In 1981, she co-founded Congregation Nahalat Shalom in Albuquerque, NM, which she led until becoming Rabbi Emerita in 2006.

In the 1990s, Gottlieb played an important role in bringing to light Carlebach's long history of sexual assault and sexual violence, In 1997, she gave a lecture at Jewish Renewal community Congregation Chochmat HaLev in Berkeley, California, where she described Carlebach's molestation of one of her congregants.

From 2007 to 2009 she was co-director of the Middle East Program at the San Francisco office of the American Friends Service Committee.

In 2007 she was selected as one of The Other Top 50 Rabbis by Letty Cottin Pogrebin.

Gottlieb led a Fellowship of Reconciliation delegation to Iran in 2008, thus becoming the first female rabbi to visit Iran and the first American rabbi to travel there "in a formal peacemaking capacity" since the 1979 Iranian Revolution.

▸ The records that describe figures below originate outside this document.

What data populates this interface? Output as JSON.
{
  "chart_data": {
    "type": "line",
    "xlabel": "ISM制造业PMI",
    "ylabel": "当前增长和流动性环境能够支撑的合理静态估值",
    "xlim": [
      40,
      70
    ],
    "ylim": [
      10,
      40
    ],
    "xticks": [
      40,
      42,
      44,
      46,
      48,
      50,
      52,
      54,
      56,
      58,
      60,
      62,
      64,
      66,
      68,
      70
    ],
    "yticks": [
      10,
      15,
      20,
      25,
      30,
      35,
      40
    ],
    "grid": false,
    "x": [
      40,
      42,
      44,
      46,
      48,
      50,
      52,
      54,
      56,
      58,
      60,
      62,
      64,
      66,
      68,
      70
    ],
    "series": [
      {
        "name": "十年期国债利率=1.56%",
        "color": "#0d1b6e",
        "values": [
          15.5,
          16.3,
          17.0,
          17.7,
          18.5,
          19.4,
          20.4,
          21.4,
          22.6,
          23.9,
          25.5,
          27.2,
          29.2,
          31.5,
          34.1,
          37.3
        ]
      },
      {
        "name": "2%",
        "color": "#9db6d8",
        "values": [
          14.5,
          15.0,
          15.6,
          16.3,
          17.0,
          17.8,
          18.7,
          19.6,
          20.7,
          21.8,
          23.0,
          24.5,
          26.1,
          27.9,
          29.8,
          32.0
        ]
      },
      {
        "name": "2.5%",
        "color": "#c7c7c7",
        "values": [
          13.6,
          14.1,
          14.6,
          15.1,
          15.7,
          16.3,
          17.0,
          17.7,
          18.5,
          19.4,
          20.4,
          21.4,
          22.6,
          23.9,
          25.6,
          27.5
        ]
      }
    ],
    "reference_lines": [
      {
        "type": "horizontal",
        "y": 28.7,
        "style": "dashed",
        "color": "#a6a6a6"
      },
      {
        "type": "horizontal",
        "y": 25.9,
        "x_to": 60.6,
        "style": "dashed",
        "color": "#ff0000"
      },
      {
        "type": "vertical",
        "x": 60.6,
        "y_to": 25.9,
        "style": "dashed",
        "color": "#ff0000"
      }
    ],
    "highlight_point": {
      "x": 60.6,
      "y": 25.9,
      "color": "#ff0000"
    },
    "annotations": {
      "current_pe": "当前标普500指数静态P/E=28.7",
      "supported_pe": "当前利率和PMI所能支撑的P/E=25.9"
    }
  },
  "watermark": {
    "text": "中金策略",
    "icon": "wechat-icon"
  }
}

A 2013 dissertation from the University of New Mexico's department of anthropology, “Storied Lives in a Living Tradition: Women Rabbis and Jewish Community in 21st Century New Mexico,” by Dr. Miria Kano, discusses Gottlieb and four other female rabbis of New Mexico.

== Palestine activism ==
Gottlieb points to a 1966 interview with a Palestinian journalist living in Nazareth as an important turning point in her pro-Palestine activism. She has said that she came to believe "way early on" that a Two-state solution "was not a possible solution."

She is a member of the Jewish Voice for Peace Rabbinical Council and advisory board and supports the Boycott, Divestment and Sanctions (BDS) campaign.

== The Torah of Nonviolence & Shomeret Shalom ==
Gottlieb has long been a nonviolence advocate and activist. She trained with James Lawson's Fellowship of Reconciliation.

She is the founder of the denominational affiliation "Shomeret shalom," or practicing the Torah of Nonviolence, a term she coined, and has co-founded and led a number of efforts under this denomination.

She describes the Shomeret Shalom movement as "a sevenfold nonviolent pathway which incorporates  noncooperation with systemic violence and war as matters of religious observance." As of 2025, she has run a two-year course of study for Jewish communal leaders that culminates in ordination.

== Other affiliations ==
She serves as board chair of the Interfaith Movement for Human Integrity.

== Books ==
She authored She Who Dwells Within: A Feminist Vision of a Renewed Judaism (1995).
She self-published "Shomeret Shalom: Replanting Seeds of Jewish Revolutionary Nonviolence after October 7th."